Um importante passo para as empresas

Publicada em junho de 2021, a Lei Complementar 182, intitulada marco legal das startups, apresenta-se como mais um importante passo na conceituação e regulamentação desse tipo de empreendimento. 

Em um contexto de otimização dos procedimentos relacionados à abertura de empresas no Brasil e de desburocratização dos ambientes regulatórios nos mais diversos setores da economia, a expectativa é que possamos observar o amadurecimento das empresas de menor porte.
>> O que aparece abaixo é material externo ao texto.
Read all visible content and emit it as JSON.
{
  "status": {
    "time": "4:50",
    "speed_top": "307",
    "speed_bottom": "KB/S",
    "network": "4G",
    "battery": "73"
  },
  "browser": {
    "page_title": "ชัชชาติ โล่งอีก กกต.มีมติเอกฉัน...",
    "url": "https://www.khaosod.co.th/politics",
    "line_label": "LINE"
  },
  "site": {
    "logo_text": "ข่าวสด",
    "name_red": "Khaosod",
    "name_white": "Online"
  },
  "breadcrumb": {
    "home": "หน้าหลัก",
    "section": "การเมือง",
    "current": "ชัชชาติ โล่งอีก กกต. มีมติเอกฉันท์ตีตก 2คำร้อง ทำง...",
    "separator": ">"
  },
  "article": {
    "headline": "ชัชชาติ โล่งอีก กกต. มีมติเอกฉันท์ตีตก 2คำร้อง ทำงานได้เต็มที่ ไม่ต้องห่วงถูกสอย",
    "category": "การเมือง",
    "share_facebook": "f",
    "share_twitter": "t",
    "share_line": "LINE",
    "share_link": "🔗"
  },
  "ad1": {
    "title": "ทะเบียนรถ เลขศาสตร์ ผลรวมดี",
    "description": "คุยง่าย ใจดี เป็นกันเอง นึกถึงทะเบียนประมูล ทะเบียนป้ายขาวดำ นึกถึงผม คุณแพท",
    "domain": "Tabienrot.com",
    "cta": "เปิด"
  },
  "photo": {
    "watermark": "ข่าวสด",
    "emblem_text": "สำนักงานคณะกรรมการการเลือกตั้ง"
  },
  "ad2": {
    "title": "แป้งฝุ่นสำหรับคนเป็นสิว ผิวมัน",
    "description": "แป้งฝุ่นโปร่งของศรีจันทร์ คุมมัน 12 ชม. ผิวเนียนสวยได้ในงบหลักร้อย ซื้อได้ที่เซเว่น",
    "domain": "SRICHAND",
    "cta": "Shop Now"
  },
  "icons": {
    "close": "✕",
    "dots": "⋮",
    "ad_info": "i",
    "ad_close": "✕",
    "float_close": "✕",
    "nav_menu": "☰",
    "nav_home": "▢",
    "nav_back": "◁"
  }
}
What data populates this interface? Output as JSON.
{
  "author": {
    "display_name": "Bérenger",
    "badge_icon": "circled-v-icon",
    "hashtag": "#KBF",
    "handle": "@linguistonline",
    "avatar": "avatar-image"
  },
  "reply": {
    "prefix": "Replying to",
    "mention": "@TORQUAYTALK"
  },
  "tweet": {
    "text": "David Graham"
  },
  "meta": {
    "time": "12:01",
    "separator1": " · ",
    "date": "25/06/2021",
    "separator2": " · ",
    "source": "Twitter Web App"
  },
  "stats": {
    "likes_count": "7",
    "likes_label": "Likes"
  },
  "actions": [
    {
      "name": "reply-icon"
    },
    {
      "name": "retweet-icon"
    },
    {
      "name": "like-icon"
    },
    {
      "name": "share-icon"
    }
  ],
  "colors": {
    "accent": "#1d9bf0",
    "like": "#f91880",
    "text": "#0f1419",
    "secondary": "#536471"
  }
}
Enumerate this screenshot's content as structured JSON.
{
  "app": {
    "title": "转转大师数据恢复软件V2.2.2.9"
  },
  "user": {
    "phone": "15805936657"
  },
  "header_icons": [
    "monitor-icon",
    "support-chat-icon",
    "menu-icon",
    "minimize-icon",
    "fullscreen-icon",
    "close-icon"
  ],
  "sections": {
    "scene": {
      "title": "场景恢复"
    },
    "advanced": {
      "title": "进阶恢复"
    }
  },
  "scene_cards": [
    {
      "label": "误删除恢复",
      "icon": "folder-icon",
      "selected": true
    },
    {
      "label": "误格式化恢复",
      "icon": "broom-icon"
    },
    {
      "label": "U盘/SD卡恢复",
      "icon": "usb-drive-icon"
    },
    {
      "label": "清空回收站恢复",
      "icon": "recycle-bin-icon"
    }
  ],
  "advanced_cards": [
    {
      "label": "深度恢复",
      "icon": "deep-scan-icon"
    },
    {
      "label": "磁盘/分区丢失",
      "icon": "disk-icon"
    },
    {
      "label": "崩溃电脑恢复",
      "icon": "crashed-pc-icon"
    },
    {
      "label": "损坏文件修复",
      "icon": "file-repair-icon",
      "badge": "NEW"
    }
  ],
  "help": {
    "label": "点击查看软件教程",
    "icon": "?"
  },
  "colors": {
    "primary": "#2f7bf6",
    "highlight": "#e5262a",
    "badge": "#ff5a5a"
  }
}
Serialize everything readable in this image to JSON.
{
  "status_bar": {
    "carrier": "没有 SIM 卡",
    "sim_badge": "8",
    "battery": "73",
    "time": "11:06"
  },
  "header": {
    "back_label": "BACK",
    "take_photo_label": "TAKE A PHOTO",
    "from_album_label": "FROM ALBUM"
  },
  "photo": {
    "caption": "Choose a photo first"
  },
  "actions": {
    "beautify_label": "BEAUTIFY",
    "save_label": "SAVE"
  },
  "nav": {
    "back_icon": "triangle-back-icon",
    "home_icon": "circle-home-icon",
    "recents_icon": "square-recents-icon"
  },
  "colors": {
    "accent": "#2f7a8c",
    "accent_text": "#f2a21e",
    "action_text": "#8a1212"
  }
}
Além disso, é esperado um maior desenvolvimento das iniciativas relacionadas à pesquisa, ao desenvolvimento e à inovação e, consequentemente, o aumento dos investimentos estrangeiros em empresas e projetos com forte base tecnológica.

O Brasil está entre os países mais burocráticos do mundo e, seguramente, é um dos que apresentam maior número de obstáculos ao empreendedorismo. 

Ao se falar do conceito e enquadramento, o legislador definiu as startups como sendo “organizações empresariais ou societárias, nascentes ou em operação recente, cuja atuação caracteriza-se pela inovação aplicada a modelo de negócios ou a produtos ou serviços ofertados”. Igualmente, a nova lei estabeleceu que poderão ser consideradas startups todas as sociedades (empresariais, cooperativas e simples) e, também, os empresários (individuais e individuais de responsabilidade limitada) que faturem até R$ 16 milhões por ano e que possuam até dez anos de registro no Cadastro Nacional da Pessoa Jurídica.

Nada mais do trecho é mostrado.